4.4 Your First Visualizations
4.4.1 Distribution of Absenteeism Hours
A histogram shows how a single variable is distributed — how often different values occur. Let’s look at the distribution of absenteeism hours:
ggplot(work, aes(x = `Absenteeism time in hours`)) +
geom_histogram(binwidth = 4, fill = "steelblue", color = "white") +
labs(
title = "Distribution of Absenteeism Hours",
x = "Hours Absent",
y = "Number of Absence Events"
) +
theme_minimal()
Figure 4.1: Distribution of absenteeism hours across all 740 absence events.

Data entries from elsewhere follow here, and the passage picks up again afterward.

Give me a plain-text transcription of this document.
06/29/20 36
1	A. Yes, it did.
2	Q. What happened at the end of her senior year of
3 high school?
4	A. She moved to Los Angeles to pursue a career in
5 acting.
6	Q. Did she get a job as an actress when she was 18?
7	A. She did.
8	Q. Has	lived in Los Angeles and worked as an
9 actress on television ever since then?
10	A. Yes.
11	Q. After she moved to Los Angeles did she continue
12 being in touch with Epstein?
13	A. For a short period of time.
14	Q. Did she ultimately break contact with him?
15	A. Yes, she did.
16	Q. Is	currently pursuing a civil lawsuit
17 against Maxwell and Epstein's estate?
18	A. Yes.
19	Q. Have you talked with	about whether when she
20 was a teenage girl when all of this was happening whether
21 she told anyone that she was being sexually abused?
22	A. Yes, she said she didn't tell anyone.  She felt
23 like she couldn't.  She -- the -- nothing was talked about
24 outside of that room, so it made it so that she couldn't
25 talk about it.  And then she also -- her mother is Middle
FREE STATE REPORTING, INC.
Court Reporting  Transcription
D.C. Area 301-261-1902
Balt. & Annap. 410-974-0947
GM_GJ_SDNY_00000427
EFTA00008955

The histogram confirms what the summary statistics suggested: most absences are short (under 8 hours — roughly one workday or less), but there is a long right tail with a few very long absences. This kind of skewed distribution is common in real-world data and will influence how we analyze and model the data in later chapters.

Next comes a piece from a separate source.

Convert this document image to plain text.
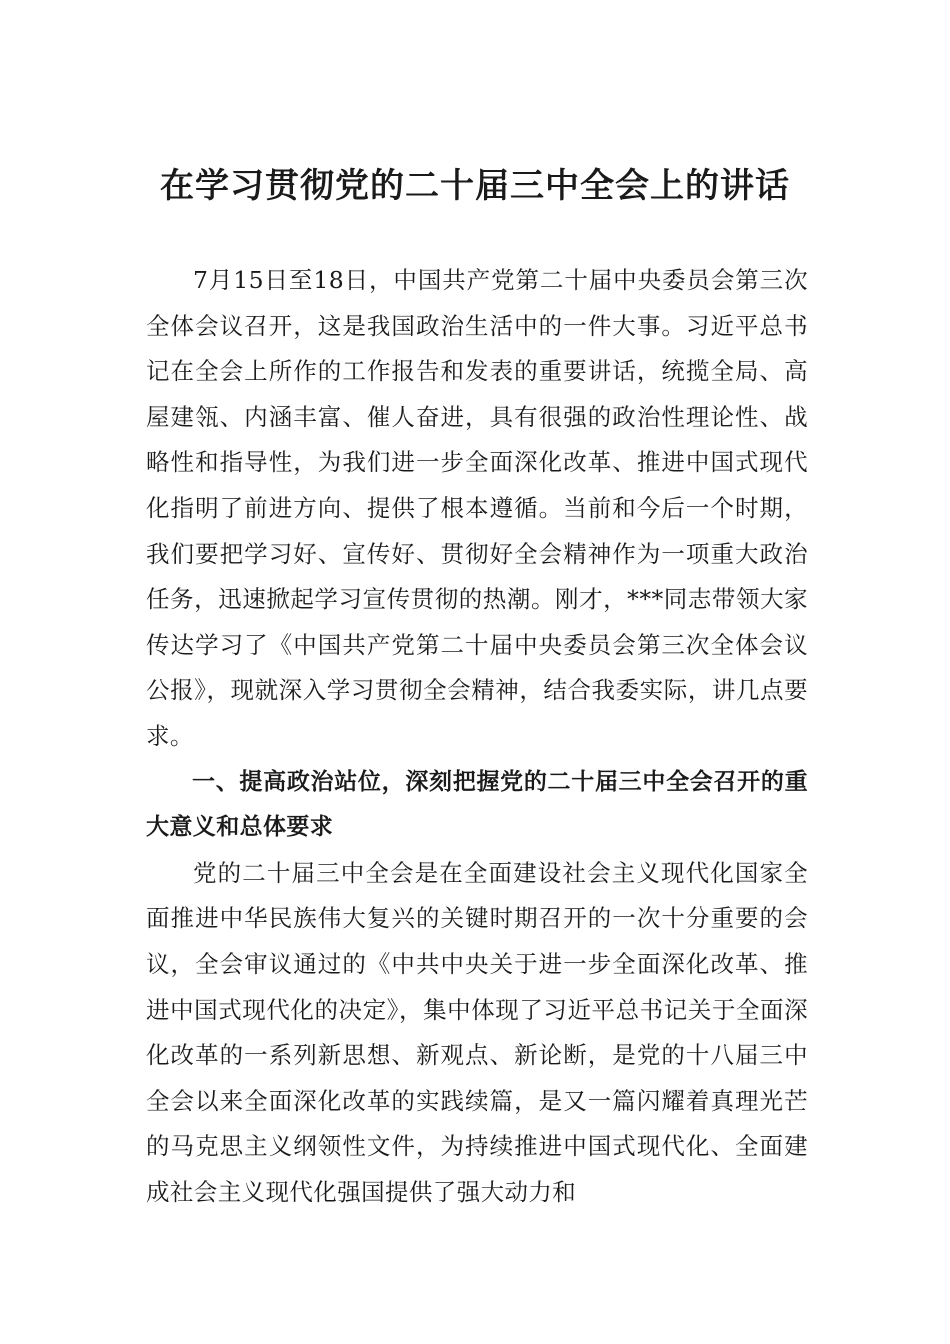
在学习贯彻党的二十届三中全会上的讲话

7月15日至18日，中国共产党第二十届中央委员会第三次全体会议召开，这是我国政治生活中的一件大事。习近平总书记在全会上所作的工作报告和发表的重要讲话，统揽全局、高屋建瓴、内涵丰富、催人奋进，具有很强的政治性理论性、战略性和指导性，为我们进一步全面深化改革、推进中国式现代化指明了前进方向、提供了根本遵循。当前和今后一个时期，我们要把学习好、宣传好、贯彻好全会精神作为一项重大政治任务，迅速掀起学习宣传贯彻的热潮。刚才，***同志带领大家传达学习了《中国共产党第二十届中央委员会第三次全体会议公报》，现就深入学习贯彻全会精神，结合我委实际，讲几点要求。

一、提高政治站位，深刻把握党的二十届三中全会召开的重大意义和总体要求

党的二十届三中全会是在全面建设社会主义现代化国家全面推进中华民族伟大复兴的关键时期召开的一次十分重要的会议，全会审议通过的《中共中央关于进一步全面深化改革、推进中国式现代化的决定》，集中体现了习近平总书记关于全面深化改革的一系列新思想、新观点、新论断，是党的十八届三中全会以来全面深化改革的实践续篇，是又一篇闪耀着真理光芒的马克思主义纲领性文件，为持续推进中国式现代化、全面建成社会主义现代化强国提供了强大动力和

4.4.2 Most Common Reasons for Absence
A bar chart is a good way to visualize categorical data. Let’s see which reasons for absence appear most frequently:
work |>
count(`Reason for absence`) |>
mutate(`Reason for absence` = factor(`Reason for absence`)) |>
ggplot(aes(x = reorder(`Reason for absence`, -n), y = n)) +
geom_col(fill = "steelblue") +
labs(
title = "Frequency of Absence Reasons",
x = "Reason Code",
y = "Number of Events"
) +
theme_minimal() +
theme(axis.text.x = element_text(size = 7, angle = 90, hjust = 1))
Figure 4.2: Frequency of each absence reason code in the dataset.

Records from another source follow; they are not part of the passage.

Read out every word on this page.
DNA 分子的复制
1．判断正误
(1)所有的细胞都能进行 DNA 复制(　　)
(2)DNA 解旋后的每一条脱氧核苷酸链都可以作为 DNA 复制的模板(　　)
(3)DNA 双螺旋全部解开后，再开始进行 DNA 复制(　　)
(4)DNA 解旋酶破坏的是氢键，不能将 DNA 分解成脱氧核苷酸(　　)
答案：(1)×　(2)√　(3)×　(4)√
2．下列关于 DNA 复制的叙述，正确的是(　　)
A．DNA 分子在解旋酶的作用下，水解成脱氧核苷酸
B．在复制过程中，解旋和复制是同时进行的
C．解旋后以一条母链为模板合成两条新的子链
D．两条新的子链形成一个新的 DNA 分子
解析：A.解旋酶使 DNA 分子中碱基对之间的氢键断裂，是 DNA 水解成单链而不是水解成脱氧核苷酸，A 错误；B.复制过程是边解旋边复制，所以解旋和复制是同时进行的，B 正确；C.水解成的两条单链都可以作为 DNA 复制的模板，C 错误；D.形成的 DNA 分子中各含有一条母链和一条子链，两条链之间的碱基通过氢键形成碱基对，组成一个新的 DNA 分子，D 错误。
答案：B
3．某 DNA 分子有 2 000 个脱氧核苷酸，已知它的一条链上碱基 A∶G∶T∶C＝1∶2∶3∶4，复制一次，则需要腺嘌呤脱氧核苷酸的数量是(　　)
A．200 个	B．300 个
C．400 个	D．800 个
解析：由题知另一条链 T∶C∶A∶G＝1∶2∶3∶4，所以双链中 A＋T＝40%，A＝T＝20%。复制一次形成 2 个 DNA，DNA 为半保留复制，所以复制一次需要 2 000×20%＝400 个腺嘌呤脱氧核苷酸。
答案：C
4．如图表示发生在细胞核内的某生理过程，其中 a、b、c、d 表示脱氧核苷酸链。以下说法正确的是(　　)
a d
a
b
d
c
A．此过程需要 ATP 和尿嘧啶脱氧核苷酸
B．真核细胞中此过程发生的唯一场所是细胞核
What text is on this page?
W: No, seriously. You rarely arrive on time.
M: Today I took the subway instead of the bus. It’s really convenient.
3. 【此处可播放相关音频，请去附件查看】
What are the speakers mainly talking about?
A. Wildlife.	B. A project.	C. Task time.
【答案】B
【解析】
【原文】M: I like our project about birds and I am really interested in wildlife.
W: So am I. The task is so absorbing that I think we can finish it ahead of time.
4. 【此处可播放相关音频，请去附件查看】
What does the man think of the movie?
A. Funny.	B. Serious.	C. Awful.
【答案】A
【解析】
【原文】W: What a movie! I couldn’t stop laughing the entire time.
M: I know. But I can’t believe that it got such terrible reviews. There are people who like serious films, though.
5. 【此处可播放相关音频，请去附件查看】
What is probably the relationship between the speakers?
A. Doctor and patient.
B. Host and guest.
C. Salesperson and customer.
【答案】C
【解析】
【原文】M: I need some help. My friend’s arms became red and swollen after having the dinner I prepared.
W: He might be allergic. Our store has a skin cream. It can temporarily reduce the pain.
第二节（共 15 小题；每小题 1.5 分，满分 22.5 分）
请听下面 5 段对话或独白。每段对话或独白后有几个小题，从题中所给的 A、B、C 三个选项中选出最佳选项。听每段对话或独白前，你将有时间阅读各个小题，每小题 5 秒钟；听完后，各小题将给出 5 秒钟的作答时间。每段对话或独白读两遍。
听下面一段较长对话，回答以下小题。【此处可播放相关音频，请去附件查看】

Recall from Chapter 2 that codes 1–21 are ICD medical categories and codes 22–28 are non-medical reasons. Some reasons appear far more frequently than others. The most common reasons stand out immediately — these are worth investigating further when we explore the data in greater depth in Chapters 7 and 8.
4.4.3 Absenteeism by Day of the Week
Do certain days of the week see more absenteeism? A boxplot can show the distribution of absenteeism hours for each day:
work |>
mutate(Day = factor(
`Day of the week`,
levels = 2:6,
labels = c("Mon", "Tue", "Wed", "Thu", "Fri")
)) |>
ggplot(aes(x = Day, y = `Absenteeism time in hours`)) +
geom_boxplot(fill = "steelblue", alpha = 0.7) +
labs(
title = "Absenteeism Hours by Day of the Week",
x = "Day of the Week",
y = "Hours Absent"
) +
theme_minimal()
Figure 4.3: Distribution of absenteeism hours by day of the week.
The boxplots show the median (the line inside each box), the interquartile range (the box itself, spanning the 25th to 75th percentiles), and outliers (individual points beyond the whiskers). Look for differences in the medians across days and for days with more extreme outliers.
4.4.4 Absenteeism by Month
We can also examine whether absenteeism varies across months. A boxplot by month reveals seasonal patterns:
work |>
filter(`Month of absence` > 0) |>
mutate(Month = factor(
`Month of absence`,
levels = 1:12,
labels = c("Jan", "Feb", "Mar", "Apr", "May", "Jun",
"Jul", "Aug", "Sep", "Oct", "Nov", "Dec")
)) |>
ggplot(aes(x = Month, y = `Absenteeism time in hours`)) +
geom_boxplot(fill = "steelblue", alpha = 0.7) +
labs(
title = "Absenteeism Hours by Month",
x = "Month",
y = "Hours Absent"
) +
theme_minimal()
Figure 4.4: Distribution of absenteeism hours by month of the year.
Look for months with higher medians or more outliers — these could indicate seasonal patterns in absenteeism that are worth investigating further.